Finalmente y justo a tiempo (puesto que comenzaba un capítulo de una serie sobre gatitos y perritos de colores chillones que cantaban felices por el campo, la cual no me daba muy buena espina), mi primo decidió ver una película de Disney. Y como casi todas las que tiene se las hemos regalado nosotros, sabía que sería una buena elección.

Así, durante la siguiente hora y media hasta la comida, nos pusimos a ver el Rey León. Tras la comida, me conecté un rato a Internet, momento en el que me puse a ver el primer capítulo de “Juego de Tronos”. Cinco minutos después, ahí tenía a mis primos queriendo jugar de nuevo conmigo. En fin, que puedo decir, ser el primo mayor a veces tiene sus desventajas. De tal modo que sacrifiqué la única opción que se me presentaba en toda la semana de ver tan brutal serie en favor de hacerle pasar a mis primos un rato agradable. e hacerle pasar a mis primos un rato agradable. Ya habría tiempo de los Stark y los Lannister después.

Por la tarde, nos fuimos al cine a ver la película de “Río”. Antes de entrar en la sala, mi madre le preguntó a mi primo si tenía que ir al baño, y parece que le ayudó a superar su indecisión el hecho de que yo si tuviera que ir.

- Ayúdale- me pidió mi madre dejándomelo en los lavabos masculinos.

¿Ayudarle? ¿A qué, exactamente? Acompañé al crío a un baño, y mirándole, le dije la única cosa con sentido que se me ocurrió.

- ¿Necesitas ayuda?- ante todo, un niño es un adulto en miniatura. ¿Para qué complicarse la vida?

- No. “Yo pipi zolo”- informó el enano metiéndose en el baño y bajándose los pantalones. Gracias a los dioses, al final no había resultado tan difícil como había temido. Ya habrá tiempo en otra ocasión de enfrentarme a ése tipo de problemas, a más tardar cuando tenga un crío propio.

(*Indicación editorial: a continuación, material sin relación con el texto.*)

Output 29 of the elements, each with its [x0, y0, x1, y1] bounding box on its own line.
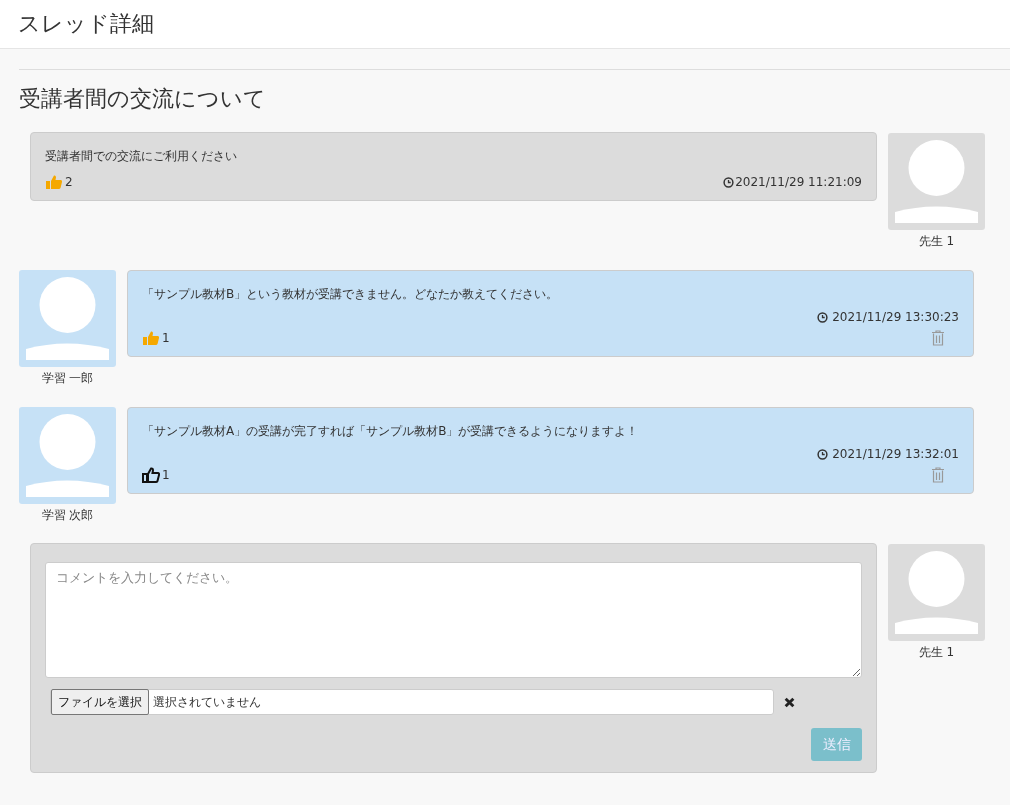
author-name: 先生 1: [918, 644, 955, 661]
comment-field[interactable]: コメントを入力してください。: [45, 562, 862, 678]
timestamp: 2021/11/29 13:30:23: [832, 310, 959, 324]
file-field[interactable]: ファイルを選択 選択されていません: [50, 689, 774, 715]
timestamp: 2021/11/29 11:21:09: [735, 175, 862, 189]
message-text: 「サンプル教材B」という教材が受講できません。どなたか教えてください。: [142, 286, 560, 303]
like-button[interactable]: 1: [142, 467, 170, 483]
clock-icon: [817, 448, 829, 460]
message-text: 受講者間での交流にご利用ください: [45, 148, 238, 165]
author-name: 学習 次郎: [41, 507, 94, 524]
author-name: 先生 1: [918, 233, 955, 250]
clock-icon: [817, 311, 829, 323]
trash-icon[interactable]: [931, 330, 945, 346]
avatar-icon: [19, 407, 116, 504]
like-button[interactable]: 1: [142, 330, 170, 346]
author-name: 学習 一郎: [41, 370, 94, 387]
message-text: 「サンプル教材A」の受講が完了すれば「サンプル教材B」が受講できるようになりますよ！: [142, 423, 640, 440]
close-icon[interactable]: [784, 696, 795, 708]
avatar-icon: [888, 544, 985, 641]
avatar-icon: [19, 270, 116, 367]
page-title: スレッド詳細: [18, 10, 154, 38]
thread-title: 受講者間の交流について: [19, 85, 267, 113]
timestamp: 2021/11/29 13:32:01: [832, 447, 959, 461]
trash-icon[interactable]: [931, 467, 945, 483]
file-status: 選択されていません: [153, 693, 261, 711]
clock-icon: [723, 176, 735, 188]
choose-file-button[interactable]: ファイルを選択: [51, 689, 149, 715]
like-button[interactable]: 2: [45, 174, 73, 190]
avatar-icon: [888, 133, 985, 230]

Tras el pequeño incidente del baño, entramos a ver la película de “Río”, momento en el que Miguel nos hizo callar a todos, chistándonos, cuando el filme nos arrancaba alguna carcajada de diversión. El canijo se lo tomaba en serio, siguiendo el argumento de la pareja de loros brasileños con auténtico interés. Tras aquello, regresamos a casa y nos despedimos de todos.

En el viaje de vuelta, a pesar de la corta duración, no pude evitar quedarme dormido. Es sorprendente lo mucho que llegan a agotar los críos pequeños. Aún así, dan las suficientes alegrías y satisfacciones como para hacer que, realmente, merezcan la pena y tarde o temprano la mayoría queramos tener algún canijo o canija propios. Y a las malas, si vemos que en algún momento nos superan, siempre podemos pedirle ayuda a “Dora la exploradora” o a Disney, que para eso están ¿no?

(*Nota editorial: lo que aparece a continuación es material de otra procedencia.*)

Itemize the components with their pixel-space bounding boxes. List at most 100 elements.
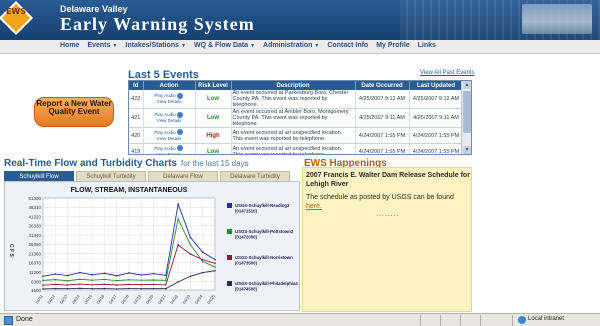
series-point bbox=[201, 251, 204, 254]
event-description: An event occurred at Ambler Boro, Montgo… bbox=[231, 108, 356, 128]
nav-item-links[interactable]: Links bbox=[418, 42, 436, 49]
series-point bbox=[42, 275, 44, 278]
series-point bbox=[91, 279, 93, 281]
tab-schuylkill-turbidity[interactable]: Schuylkill Turbidity bbox=[76, 171, 146, 181]
series-point bbox=[128, 283, 130, 286]
tab-schuylkill-flow[interactable]: Schuylkill Flow bbox=[4, 171, 74, 181]
status-separator bbox=[460, 315, 461, 326]
series-point bbox=[177, 203, 179, 205]
chart-title: FLOW, STREAM, INSTANTANEOUS bbox=[71, 187, 188, 194]
event-actions: Play AudioView Details bbox=[143, 90, 196, 109]
view-details-button[interactable]: View Details bbox=[157, 118, 182, 123]
series-point bbox=[66, 284, 69, 286]
view-all-events-link[interactable]: View All Past Events bbox=[420, 70, 475, 76]
nav-item-events[interactable]: Events ▼ bbox=[87, 42, 117, 49]
status-separator bbox=[440, 315, 441, 326]
x-tick-label: 04/23 bbox=[181, 293, 191, 305]
chart-tabs: Schuylkill Flow Schuylkill Turbidity Delaw… bbox=[4, 171, 290, 181]
series-point bbox=[42, 288, 44, 290]
legend-label: USGS-Schuylkill-Pottstown2 bbox=[235, 229, 294, 234]
series-point bbox=[165, 284, 167, 286]
y-tick-label: 51300 bbox=[28, 196, 41, 201]
legend-label: (01472000) bbox=[235, 235, 258, 240]
x-tick-label: 04/15 bbox=[83, 293, 93, 305]
risk-level: Low bbox=[195, 90, 232, 109]
play-audio-button[interactable]: Play Audio bbox=[154, 112, 175, 117]
nav-item-intakes-stations[interactable]: Intakes/Stations ▼ bbox=[125, 42, 186, 49]
nav-item-contact-info[interactable]: Contact Info bbox=[327, 42, 368, 49]
last-updated: 4/24/2007 1:55 PM bbox=[409, 143, 464, 154]
x-tick-label: 04/14 bbox=[71, 293, 81, 305]
date-occurred: 4/25/2007 9:12 AM bbox=[355, 90, 410, 109]
scroll-thumb[interactable] bbox=[463, 91, 471, 133]
series-point bbox=[201, 271, 204, 274]
y-tick-label: 16370 bbox=[28, 261, 41, 266]
series-point bbox=[201, 260, 204, 263]
view-details-icon[interactable] bbox=[176, 92, 183, 99]
series-point bbox=[79, 278, 81, 281]
flow-title-text: Real-Time Flow and Turbidity Charts bbox=[4, 158, 177, 169]
happenings-link[interactable]: here. bbox=[306, 203, 322, 210]
view-details-button[interactable]: View Details bbox=[157, 152, 182, 154]
series-point bbox=[152, 272, 155, 275]
event-id: 422 bbox=[129, 90, 144, 109]
view-details-icon[interactable] bbox=[176, 129, 183, 136]
risk-level: High bbox=[195, 127, 232, 144]
legend-label: USGS-Schuylkill-Norristown bbox=[235, 255, 293, 260]
nav-label: Home bbox=[60, 42, 80, 49]
series-point bbox=[177, 281, 179, 283]
x-tick-label: 04/19 bbox=[132, 293, 142, 305]
series-point bbox=[54, 287, 57, 290]
report-event-button[interactable]: Report a New Water Quality Event bbox=[34, 97, 114, 127]
play-audio-button[interactable]: Play Audio bbox=[154, 93, 175, 98]
events-header-row: Id Action Risk Level Description Date Oc… bbox=[129, 81, 464, 90]
legend-label: (01474500) bbox=[235, 287, 258, 292]
flow-subtitle: for the last 15 days bbox=[180, 159, 249, 168]
header-photo bbox=[522, 4, 592, 34]
nav-label: Intakes/Stations bbox=[125, 42, 180, 49]
x-tick-label: 04/21 bbox=[157, 293, 167, 305]
view-details-button[interactable]: View Details bbox=[157, 99, 182, 104]
series-point bbox=[214, 258, 216, 261]
x-tick-label: 04/17 bbox=[108, 293, 118, 305]
happenings-text: The schedule as posted by USGS can be fo… bbox=[306, 194, 454, 201]
event-description: An event occurred at an unspecified loca… bbox=[231, 127, 356, 144]
flow-section-title: Real-Time Flow and Turbidity Charts for t… bbox=[4, 158, 249, 169]
nav-item-wq-flow-data[interactable]: WQ & Flow Data ▼ bbox=[194, 42, 255, 49]
series-point bbox=[140, 279, 143, 281]
last-updated: 4/24/2007 1:55 PM bbox=[409, 127, 464, 144]
scroll-down-icon[interactable]: ▼ bbox=[463, 146, 471, 154]
col-last-updated: Last Updated bbox=[409, 81, 464, 90]
play-audio-button[interactable]: Play Audio bbox=[154, 130, 175, 135]
nav-label: Events bbox=[87, 42, 111, 49]
event-description: An event occurred at Parkesburg Boro, Ch… bbox=[231, 90, 356, 109]
x-tick-label: 04/13 bbox=[59, 293, 69, 305]
security-zone: Local intranet bbox=[528, 316, 565, 322]
view-details-icon[interactable] bbox=[176, 111, 183, 118]
series-point bbox=[91, 284, 93, 286]
nav-label: Contact Info bbox=[327, 42, 369, 49]
nav-item-administration[interactable]: Administration ▼ bbox=[263, 42, 319, 49]
view-details-icon[interactable] bbox=[176, 145, 183, 152]
series-point bbox=[177, 218, 179, 220]
status-separator bbox=[512, 315, 513, 326]
nav-item-home[interactable]: Home bbox=[60, 42, 79, 49]
tab-delaware-turbidity[interactable]: Delaware Turbidity bbox=[220, 171, 290, 181]
series-point bbox=[115, 288, 118, 290]
tab-delaware-flow[interactable]: Delaware Flow bbox=[148, 171, 218, 181]
play-audio-button[interactable]: Play Audio bbox=[154, 146, 175, 151]
series-point bbox=[115, 279, 118, 282]
nav-label: Administration bbox=[263, 42, 313, 49]
series-point bbox=[115, 274, 118, 277]
series-point bbox=[128, 272, 130, 274]
nav-item-my-profile[interactable]: My Profile bbox=[376, 42, 409, 49]
view-details-button[interactable]: View Details bbox=[157, 136, 182, 141]
col-date-occurred: Date Occurred bbox=[355, 81, 410, 90]
table-row: 420 Play AudioView Details High An event oc… bbox=[129, 127, 464, 144]
series-point bbox=[189, 236, 192, 239]
nav-label: My Profile bbox=[376, 42, 410, 49]
events-scrollbar[interactable]: ▲ ▼ bbox=[461, 81, 471, 154]
series-point bbox=[66, 279, 69, 282]
scroll-up-icon[interactable]: ▲ bbox=[463, 81, 471, 89]
legend-swatch bbox=[227, 229, 232, 234]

Y hasta aquí la entrada de hoy. Curiosa la manera que tienen los niños, tan sutil , de agotarnos la energía. Apenas te das cuenta y, cuando tienes la tan ansiada paz a tu alrededor, notas el desgaste de entretenerlos durante horas y horas. Son como súcubos pequeñitos, los jodíos. Bueno, pues lo dicho, espero que os haya resultado amena, como siempre, la lectura y nos vemos la semana que viene ¡Pasadlo bien!